A meeting was held on Thursday via video-link by the Advisor to Prime Minister for Commerce Mr. Abdul Razzak Dawood, with presidents of various chambers of commerce including Karachi, Lahore, Faisalabad and Gujranwala to discuss and elicit views of the stake holders regarding initiative of the Tariff Rationalization Board to review and reform the tariff structure of various industrial raw materials imported by various sectors and to rationalize the same in order to support the industrial sectors and stimulate growth.
KCCI was represented in the meeting by President Agha Shahab Ahmed Khan and Former Senior Vice President Ibrahim Kasumbi, to provide input and suggestions for tariff rationalization to the Advisor to PM for Commerce.
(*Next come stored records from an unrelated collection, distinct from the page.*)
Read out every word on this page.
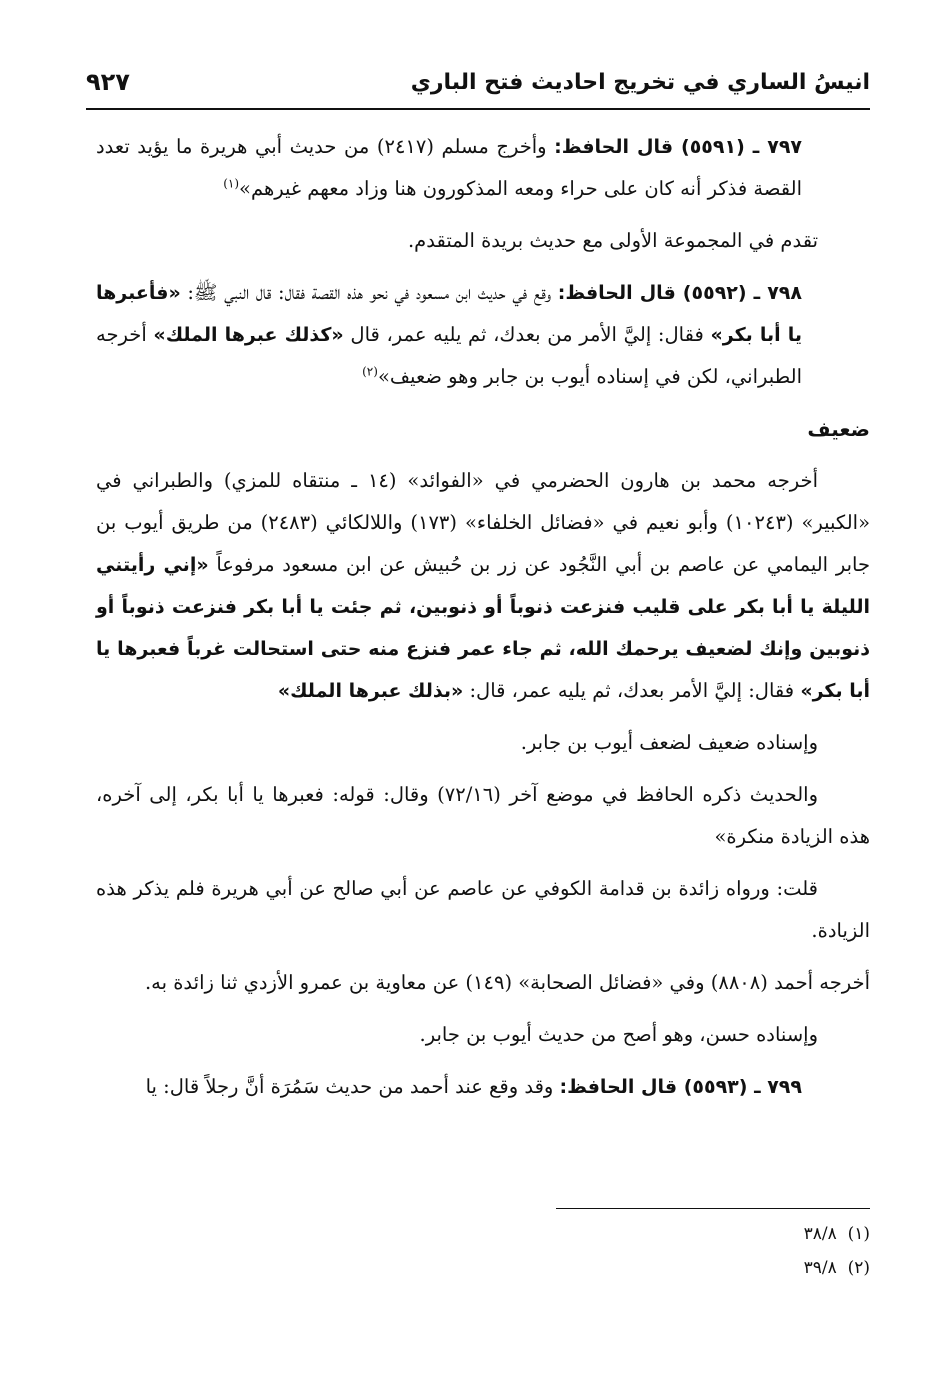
انيسُ الساري في تخريج احاديث فتح الباري
٩٢٧

٧٩٧ ـ (٥٥٩١) قال الحافظ: وأخرج مسلم (٢٤١٧) من حديث أبي هريرة ما يؤيد تعدد القصة فذكر أنه كان على حراء ومعه المذكورون هنا وزاد معهم غيرهم»$^{(١)}$

تقدم في المجموعة الأولى مع حديث بريدة المتقدم.

٧٩٨ ـ (٥٥٩٢) قال الحافظ: وقع في حديث ابن مسعود في نحو هذه القصة فقال: قال النبي ﷺ: «فأعبرها يا أبا بكر» فقال: إليَّ الأمر من بعدك، ثم يليه عمر، قال «كذلك عبرها الملك» أخرجه الطبراني، لكن في إسناده أيوب بن جابر وهو ضعيف»$^{(٢)}$

ضعيف

أخرجه محمد بن هارون الحضرمي في «الفوائد» (١٤ ـ منتقاه للمزي) والطبراني في «الكبير» (١٠٢٤٣) وأبو نعيم في «فضائل الخلفاء» (١٧٣) واللالكائي (٢٤٨٣) من طريق أيوب بن جابر اليمامي عن عاصم بن أبي النَّجُود عن زر بن حُبيش عن ابن مسعود مرفوعاً «إني رأيتني الليلة يا أبا بكر على قليب فنزعت ذنوباً أو ذنوبين، ثم جئت يا أبا بكر فنزعت ذنوباً أو ذنوبين وإنك لضعيف يرحمك الله، ثم جاء عمر فنزع منه حتى استحالت غرباً فعبرها يا أبا بكر» فقال: إليَّ الأمر بعدك، ثم يليه عمر، قال: «بذلك عبرها الملك»

وإسناده ضعيف لضعف أيوب بن جابر.

والحديث ذكره الحافظ في موضع آخر (٧٢/١٦) وقال: قوله: فعبرها يا أبا بكر، إلى آخره، هذه الزيادة منكرة»

قلت: ورواه زائدة بن قدامة الكوفي عن عاصم عن أبي صالح عن أبي هريرة فلم يذكر هذه الزيادة.

أخرجه أحمد (٨٨٠٨) وفي «فضائل الصحابة» (١٤٩) عن معاوية بن عمرو الأزدي ثنا زائدة به.

وإسناده حسن، وهو أصح من حديث أيوب بن جابر.

٧٩٩ ـ (٥٥٩٣) قال الحافظ: وقد وقع عند أحمد من حديث سَمُرَة أنَّ رجلاً قال: يا

(١)  ٣٨/٨
(٢)  ٣٩/٨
Briefing the participants of the meeting, Mr. Abdul Razzak Dawood said that the government is aiming to reduce and if necessary phase out Additional Customs Duty (ACD) and Regulatory Duty (RD) on those raw materials which are not produced in Pakistan. He said that Pakistan is among the very few countries where duties and taxes on imports are a major source of revenue and such heavy reliance on imports for revenue generation is counter-productive, particularly the tariffs on industrial raw materials. Therefore the Tariff Rationalization Board in collaboration with National Tariff Commission is working on a plan to rationalize and phase out high tariffs on raw materials to support and encourage investment in industrialization and implement the changes in the budget for next fiscal year 2021-22. The purpose of today’s meeting was to involve the stake holders through trade bodies and chambers of commerce to identify the sectors and raw materials which are subject to excessive tariffs and where the rationalization and reduction is necessary to reduce cost of production and making the industries more competitive.
Abdul Razak Dawood, while agreeing to the suggestions of President Karachi Chamber of Commerce & Industry (KCCI) Agha Shahab Ahmed Khan, assured that the Ministry of Commerce was working on rationalizing of tariffs and duties in such a manner that these tariffs and duties safeguard the domestic industry rather than becoming a source of revenue generation.
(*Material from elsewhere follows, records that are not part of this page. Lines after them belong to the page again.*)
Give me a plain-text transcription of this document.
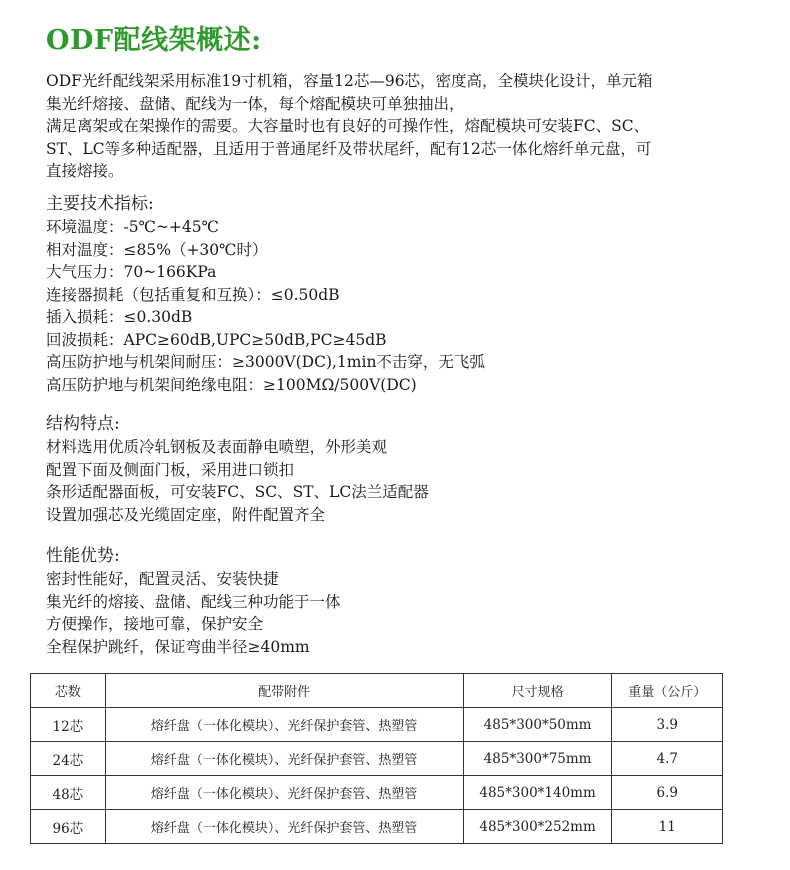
ODF配线架概述:
ODF光纤配线架采用标准19寸机箱，容量12芯—96芯，密度高，全模块化设计，单元箱
集光纤熔接、盘储、配线为一体，每个熔配模块可单独抽出，
满足离架或在架操作的需要。大容量时也有良好的可操作性，熔配模块可安装FC、SC、
ST、LC等多种适配器，且适用于普通尾纤及带状尾纤，配有12芯一体化熔纤单元盘，可
直接熔接。
主要技术指标:
环境温度：-5℃~+45℃
相对温度：≤85%（+30℃时）
大气压力：70~166KPa
连接器损耗（包括重复和互换）：≤0.50dB
插入损耗：≤0.30dB
回波损耗：APC≥60dB,UPC≥50dB,PC≥45dB
高压防护地与机架间耐压：≥3000V(DC),1min不击穿，无飞弧
高压防护地与机架间绝缘电阻：≥100MΩ/500V(DC)
结构特点:
材料选用优质冷轧钢板及表面静电喷塑，外形美观
配置下面及侧面门板，采用进口锁扣
条形适配器面板，可安装FC、SC、ST、LC法兰适配器
设置加强芯及光缆固定座，附件配置齐全
性能优势:
密封性能好，配置灵活、安装快捷
集光纤的熔接、盘储、配线三种功能于一体
方便操作，接地可靠，保护安全
全程保护跳纤，保证弯曲半径≥40mm
芯数	配带附件	尺寸规格	重量（公斤）
12芯	熔纤盘（一体化模块）、光纤保护套管、热塑管	485*300*50mm	3.9
24芯	熔纤盘（一体化模块）、光纤保护套管、热塑管	485*300*75mm	4.7
48芯	熔纤盘（一体化模块）、光纤保护套管、热塑管	485*300*140mm	6.9
96芯	熔纤盘（一体化模块）、光纤保护套管、热塑管	485*300*252mm	11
Responding to Agha Shahab’s suggestions, Razak Dawood who is also the Chairman of National Tariff Policy Board, agreed that the representatives and experts from numerous other important sectors of the economy and specially the textile sector must also become part of these meetings which should not remain confined to Presidents of Chambers of Commerce only. “Initially, the ministry of commerce is analyzing tariffs and duties for textile sector which will be followed by tariff rationalization for other sectors as well in subsequent meetings which will be held in September and October”, he added.
Speaking on the occasion, President KCCI said that it was encouraging to see that the Ministry of Commerce is working to finalize tariff rationalization policy on industrial raw materials for the next three years which was long overdue and will ensure sustainability of economy. The planned reforms will allow businessmen and industrialists to focus on expanding their production and exports rather than remaining concerned with unpredictability of costs due to frequent changes in tariff structures and ad-hoc measures by the FBR.
He pointed out that since Pakistan came to existence, the governments from time to time have been pursuing tariff policies focused on revenue generation only which was not a wise move as the tariff structure should be devised to protect and safeguard the interest of domestic industry and enable them to efficiently compete with imported products.
He noted that it has been observed in many cases that duties on imported finished goods were lower while these were too high on the import of raw materials required by local manufacturers of same products that results in discouraging the local production as the locally manufactured finished goods become costlier and uncompetitive when compared to the imported ones which are available at cheaper rates. “Duties on the imports of raw materials have to be drastically brought down in order to enable the local industries to efficiently compete with imported products which, if done, would surely improve production capacity, encourage industrial expansion, generate employment opportunities and prove favorable for the economy”, he added.
President KCCI further suggested that holding consultative meetings with Presidents of Chambers of Commerce & Industry was although a good move by the Ministry of Commerce but in order to make these meetings result oriented, experts from not just textile sector but other important sectors recommended by Chambers of Commerce must also be allowed to participate in such meetings whose valuable inputs would make such meetings successful and result oriented.
While assuring KCCI’s full support and cooperation, President KCCI said that the business and industrial community appreciates the initiatives taken by the MOC and NTPB to create an enabling environment and provide its feedback and proposals on specific sectors which are in need of relief through reduction in tariffs on their inputs and raw materials.